Rabu, 19 Mei 2010

Ketika Mama Sakit

Ketika Mama Sakit --> postingan 19 Mei 2010

“Mba Dy dimana?” tanya adik saya begitu saya menjawab panggilannya melalui ponsel saya.
“Di plasa telkom, lagi antri mau bayar speedy. Kenapa?” jawab saya.
“Oh…belum sampai rumah ya. Ya sudah, nanti kalo udah sampai rumah bilang ya, ntar ditelpon lagi.”
Saya mengernyit. Kenapa harus begitu? Saya tidak keberatan diajak ngobrol saat itu, karena menunggu sekitar 20 nomor antrian bukan pekerjaan yang tidak bisa ’disambi’ dan menuntut fokus. Saya sampaikan pendapat itu, tapi adik saya tetap menolak dan bersikeras untuk menelepon lagi saja setelah saya tiba di rumah. Akhirnya saya mengalah dan menutup telepon, meski tetap sibuk memikirkannya. Perasaan saya tidak enak. Sebersit dugaan tiba-tiba terlintas di benak saya.

Beberapa puluh menit kemudian, saya sampai di rumah dengan selamat. Saya beritahu adik saya dan ia langsung menelepon. Kali ini tanpa panjang lebar, ia langsung berkata, ”Mama diopname,”

Innalillahi wa inna ilaihi rajiuun. Berita itu sama sekali tidak mengejutkan saya. Mungkin karena Mama memang sudah terserang typhoid sejak 3 minggu yang lalu. Mungkin karena di bawah perintah dokternya untuk bedrest, Mama tetap saja bekerja kesana kemari. Mungkin karena kondisinya tak juga membaik, malah sebaliknya. Dan mungkin karena berita itu sama persis dengan dugaan saya beberapa puluh menit sebelumnya.
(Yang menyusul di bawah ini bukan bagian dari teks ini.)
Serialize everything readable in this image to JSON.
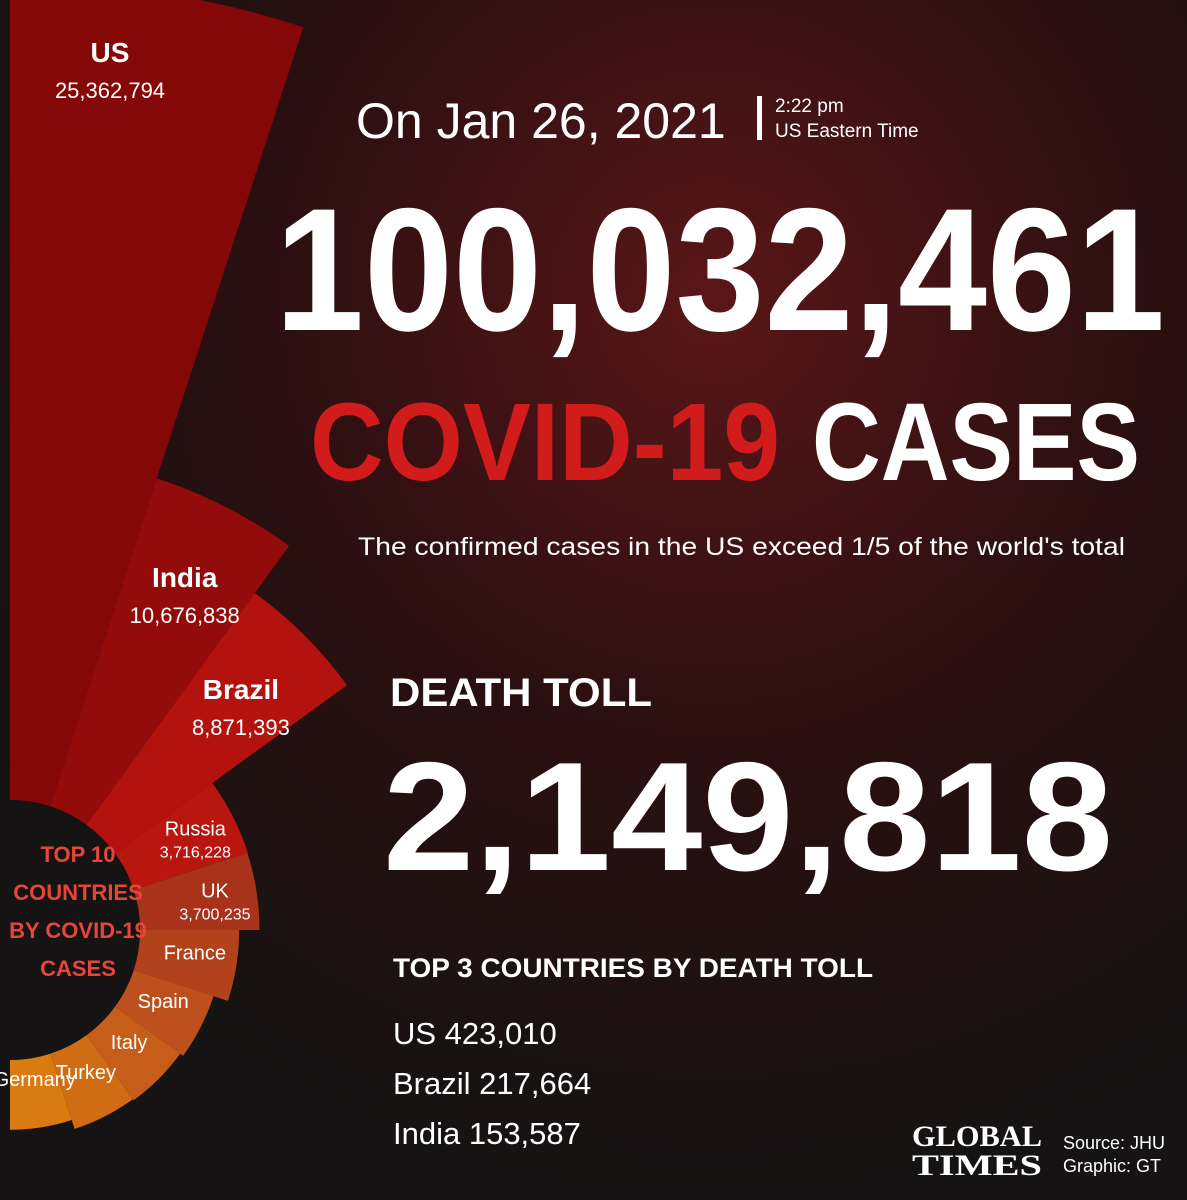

Sebetulnya menurut saya, jauh lebih baik jika Mama dirawat di rumah sakit ketimbang di rumah...sejak awal, begitu tes darah menyatakan Mama positif typhus. Kalau di rumah sakit, judulnya jelas: DIRAWAT. Kalau di rumah? Perintahnya sih bedrest....tapi penerapannya sangat mudah melenceng. Mulai dari tidak adanya perawat tulen yang siaga sehari semalam, godaan untuk mengurus rumah, sampai anggapan remeh dari berbagai pihak terhadap penyakit yang diderita.

Saya agak maklum sih, jika pada awalnya banyak yang tak percaya Mama sakit. Memang sejak dulu, begitulah Mama. Dalam kondisi sakit seperti apapun, nyaris tak ada tanda-tanda yang ditunjukkannya melalui suara, wajah, maupun gerak-geriknya. Suaranya tetap penuh semangat, ceria atau tegas sesuai kebutuhan. Wajahnya tetap segar berseri. Gerak-gerik...tak usah ditanya lagi. Jangankan ke kamar mandi, ke luar kota pun masih dilakoninya saat terserang penyakit yang biasanya sudah membuat seseorang berbaring tak berdaya.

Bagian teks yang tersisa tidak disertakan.